Blisko 460 razy interweniowali do czwartkowego wieczoru strażacy w związku z burzami na Lubelszczyźnie. Najwięcej interwencji dotyczyło usuwania połamanych drzew, a także zabezpieczenia uszkodzonych budynków. 80 razy wyjeżdżali natomiast do wezwań po nawałnicach strażacy na Podkarpaciu.

REKLAMA

Burze na Lubelszczyźnie. Drzewa tarasowały drogi, kilka przewróciło się na samochody

Na Lubelszczyźnie strażacy odnotowali - jak ustalił po godzinie 21:00 reporter RMF FM Krzysztof Kot - blisko 460 interwencji.

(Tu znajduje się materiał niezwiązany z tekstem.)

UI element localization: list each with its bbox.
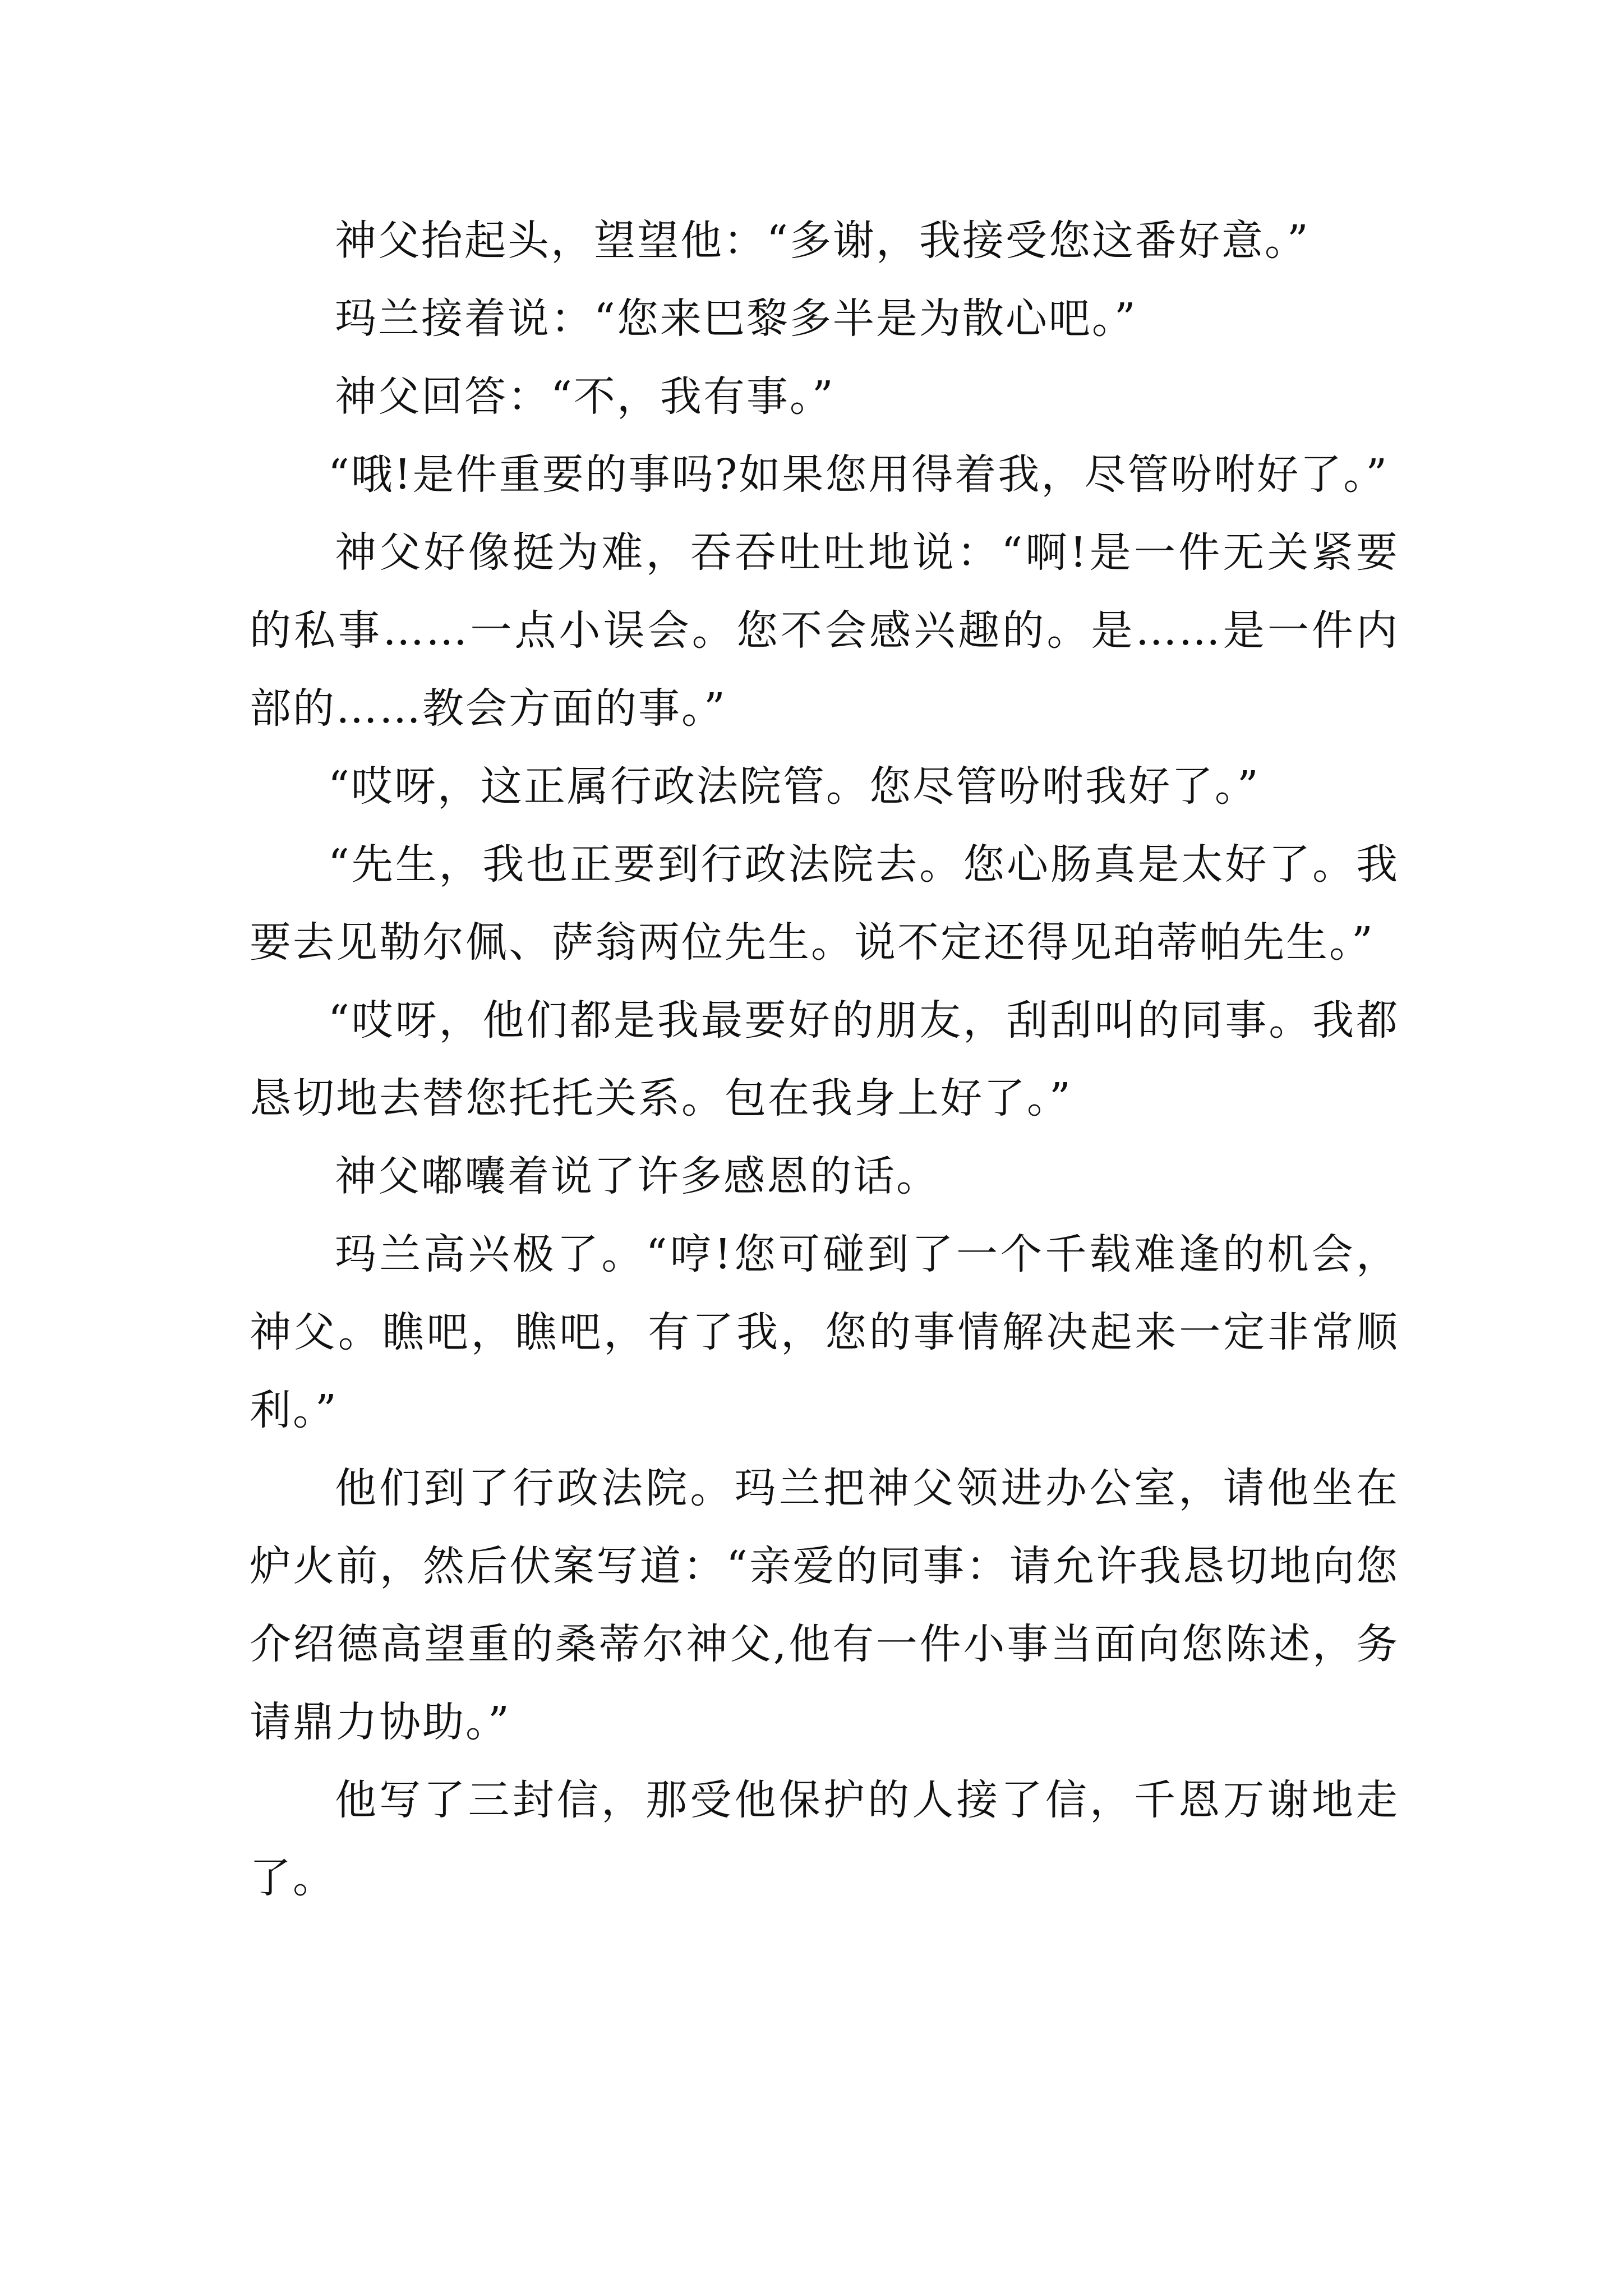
paragraph: 神父嘟囔着说了许多感恩的话。 [335,1152,939,1200]
paragraph: 神父抬起头，望望他：“多谢，我接受您这番好意。” [335,217,1310,265]
body-text [250,202,1399,1917]
paragraph: “哦!是件重要的事吗?如果您用得着我，尽管吩咐好了。” [328,450,1389,499]
paragraph: “哎呀，这正属行政法院管。您尽管吩咐我好了。” [328,762,1260,811]
paragraph: 他们到了行政法院。玛兰把神父领进办公室，请他坐在炉火前，然后伏案写道：“亲爱的同事：请允许我恳切地向您介绍德高望重的桑蒂尔神父,他有一件小事当面向您陈述，务请鼎力协助。” [250,1464,1399,1746]
paragraph: 玛兰高兴极了。“哼!您可碰到了一个千载难逢的机会，神父。瞧吧，瞧吧，有了我，您的事情解决起来一定非常顺利。” [250,1230,1399,1434]
paragraph: 玛兰接着说：“您来巴黎多半是为散心吧。” [335,295,1137,343]
paragraph: “先生，我也正要到行政法院去。您心肠真是太好了。我要去见勒尔佩、萨翁两位先生。说不定还得见珀蒂帕先生。” [250,840,1399,967]
paragraph: “哎呀，他们都是我最要好的朋友，刮刮叫的同事。我都恳切地去替您托托关系。包在我身上好了。” [250,996,1399,1122]
paragraph: 神父回答：“不，我有事。” [335,372,835,421]
paragraph: 神父好像挺为难，吞吞吐吐地说：“啊!是一件无关紧要的私事……一点小误会。您不会感兴趣的。是……是一件内部的……教会方面的事。” [250,528,1399,733]
paragraph: 他写了三封信，那受他保护的人接了信，千恩万谢地走了。 [250,1776,1399,1902]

Najwięcej - niemal 300 - dotyczyło połamanych drzew i gałęzi, które tarasowały drogi i szlaki komunikacyjne. Sześć drzew przewróciło się na samochody.

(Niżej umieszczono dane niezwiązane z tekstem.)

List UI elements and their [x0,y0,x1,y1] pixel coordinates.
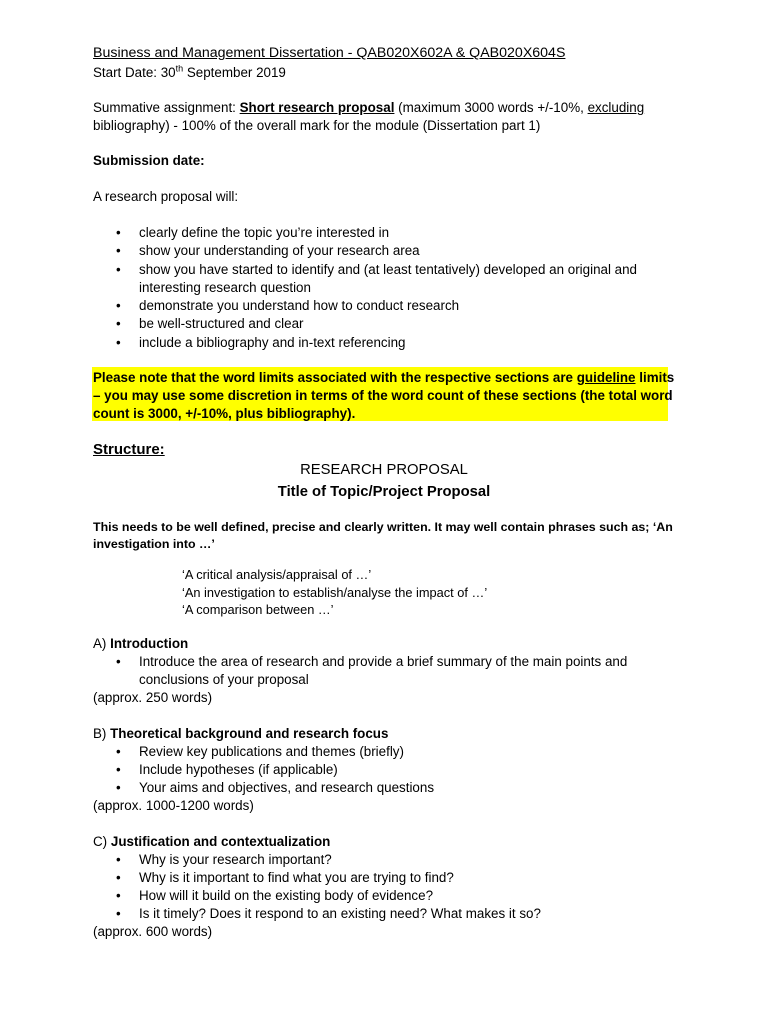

Ponadto wichura uszkodziła dachy 38 budynków mieszkalnych i 64 gospodarczych, które strażacy musieli zabezpieczyć. W ośmiu przypadkach pompowali wodę, która podtopiła budynki.

Od wyładowania atmosferycznego wybuchł w regionie jeden pożar.

Strażacy interweniowali również przy 52 uszkodzonych liniach energetycznych.

Najwięcej szkód burze wyrządziły w powiatach: zamojskim, tomaszowskim, hrubieszowskim, chełmskim i krasnostawskim.

Na szczęście nikt nie ucierpiał.

Na Podkarpaciu strażacy wyjeżdżali do wezwań po burzach 80 razy

Na Podkarpaciu strażacy zanotowali natomiast do godziny dziewiętnastej 80 interwencji. Najwięcej - jak informował ich rzecznik bryg. Marcin Betleja - w powiatach: leżajskim, jarosławskim, przemyskim, przeworskim, stalowowolskim i niżańskim.

"Nasze działania polegały głównie na usuwaniu połamanych konarów i drzew, leżących na jezdniach, chodnikach i posesjach" - podał Betleja.

Jak podkreślił, "na szczęście nikomu nic się nie stało, nikt nie został ranny".